Nadie daba un duro por Juanma Moreno. Es uno de los nuestros. Tenía ya buscado un trabajo para marcharse de la política, hasta que la carambola de 2019 lo hizo presidente. Estoy seguro de que Moreno ejercería el voto prestado si no estuviera en el PP.
En Andalucía ha renacido la España prestada. Es mentira que el mapa se haya teñido de azul. Las mayorías absolutas llevan consigo la transversalidad.

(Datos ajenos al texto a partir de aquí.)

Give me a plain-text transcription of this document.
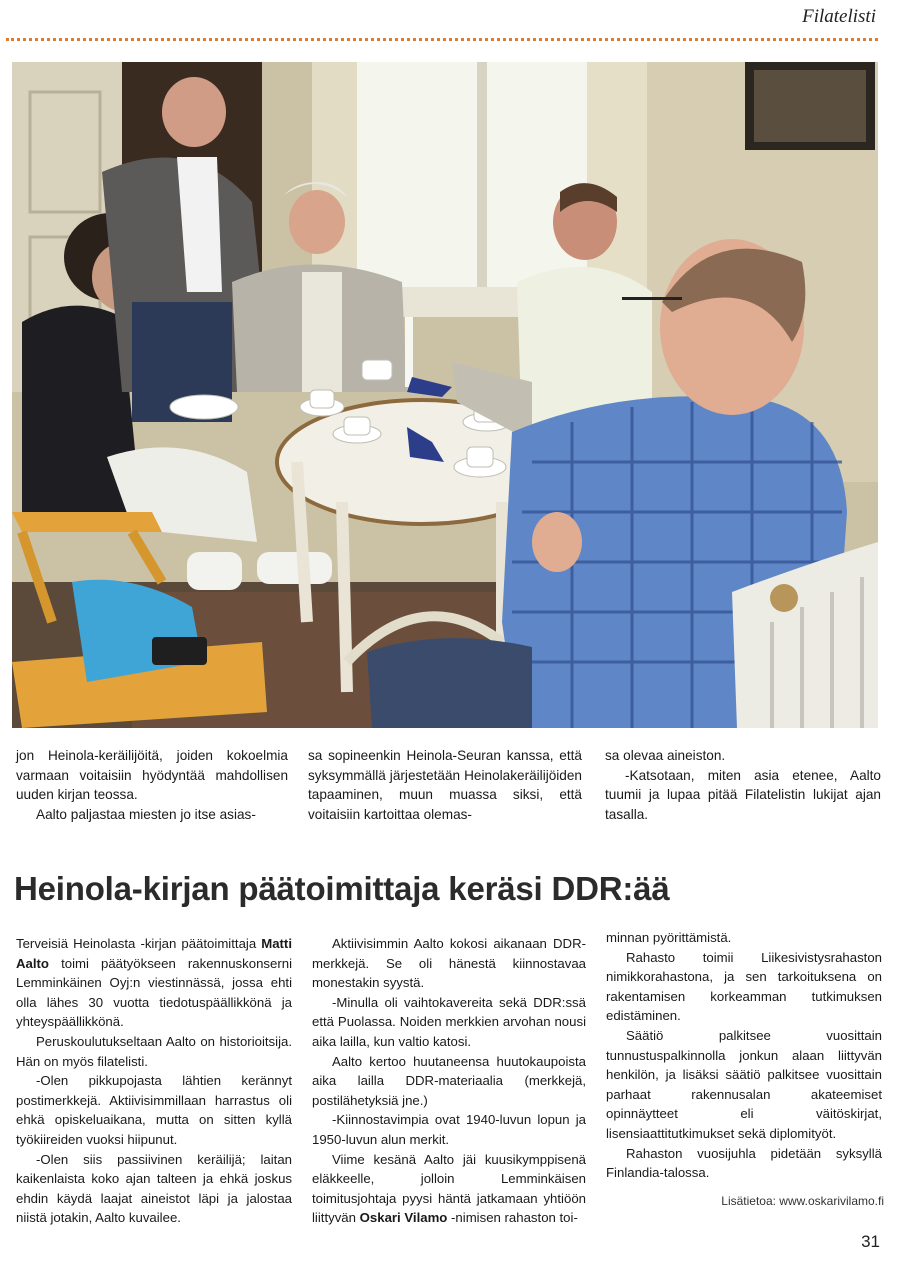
Filatelisti

jon Heinola-keräilijöitä, joiden kokoelmia varmaan voitaisiin hyödyntää mahdollisen uuden kirjan teossa.

Aalto paljastaa miesten jo itse asias-

sa sopineenkin Heinola-Seuran kanssa, että syksymmällä järjestetään Heinolakeräilijöiden tapaaminen, muun muassa siksi, että voitaisiin kartoittaa olemas-

sa olevaa aineiston.

-Katsotaan, miten asia etenee, Aalto tuumii ja lupaa pitää Filatelistin lukijat ajan tasalla.

Heinola-kirjan päätoimittaja keräsi DDR:ää

Terveisiä Heinolasta -kirjan päätoimittaja Matti Aalto toimi päätyökseen rakennuskonserni Lemminkäinen Oyj:n viestinnässä, jossa ehti olla lähes 30 vuotta tiedotuspäällikkönä ja yhteyspäällikkönä.

Peruskoulutukseltaan Aalto on historioitsija. Hän on myös filatelisti.

-Olen pikkupojasta lähtien kerännyt postimerkkejä. Aktiivisimmillaan harrastus oli ehkä opiskeluaikana, mutta on sitten kyllä työkiireiden vuoksi hiipunut.

-Olen siis passiivinen keräilijä; laitan kaikenlaista koko ajan talteen ja ehkä joskus ehdin käydä laajat aineistot läpi ja jalostaa niistä jotakin, Aalto kuvailee.

Aktiivisimmin Aalto kokosi aikanaan DDR-merkkejä. Se oli hänestä kiinnostavaa monestakin syystä.

-Minulla oli vaihtokavereita sekä DDR:ssä että Puolassa. Noiden merkkien arvohan nousi aika lailla, kun valtio katosi.

Aalto kertoo huutaneensa huutokaupoista aika lailla DDR-materiaalia (merkkejä, postilähetyksiä jne.)

-Kiinnostavimpia ovat 1940-luvun lopun ja 1950-luvun alun merkit.

Viime kesänä Aalto jäi kuusikymppisenä eläkkeelle, jolloin Lemminkäisen toimitusjohtaja pyysi häntä jatkamaan yhtiöön liittyvän Oskari Vilamo -nimisen rahaston toi-

minnan pyörittämistä.

Rahasto toimii Liikesivistysrahaston nimikkorahastona, ja sen tarkoituksena on rakentamisen korkeamman tutkimuksen edistäminen.

Säätiö palkitsee vuosittain tunnustuspalkinnolla jonkun alaan liittyvän henkilön, ja lisäksi säätiö palkitsee vuosittain parhaat rakennusalan akateemiset opinnäytteet eli väitöskirjat, lisensiaattitutkimukset sekä diplomityöt.

Rahaston vuosijuhla pidetään syksyllä Finlandia-talossa.

Lisätietoa: www.oskarivilamo.fi
31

Y si Moreno gobierna para todos y sin estridencias, tendrá fácil mantenerse en el poder.
El milagro de Pedro Sánchez, el de la España dogmática, consiste en juntar pedacitos excluyentes hasta formar una mitad. Después, se gobierna contra la otra mitad. Es la técnica de Sánchez, cierto, pero también la de Mañueco, ahora, en Castilla y León. Una política de trincheras y supervivencia.
No sé cómo hemos llegado hasta aquí. A veces miro atrás y me pregunto en qué curva aparecieron los dogmas. No sé siquiera explicarlo. Para eso, supongo, están los politólogos. Y en España, hay incluso más politólogos que políticos. Es una verdadera pandemia.
Lo que sí sé es que quiero volver a los días normales, los del mundo anterior, que son precisamente como una película de Garci. Tiovivo 1990, podríamos llamarla adaptando su mítico guion. Eso sí, que no nos roben. Porque nos robaron mucho.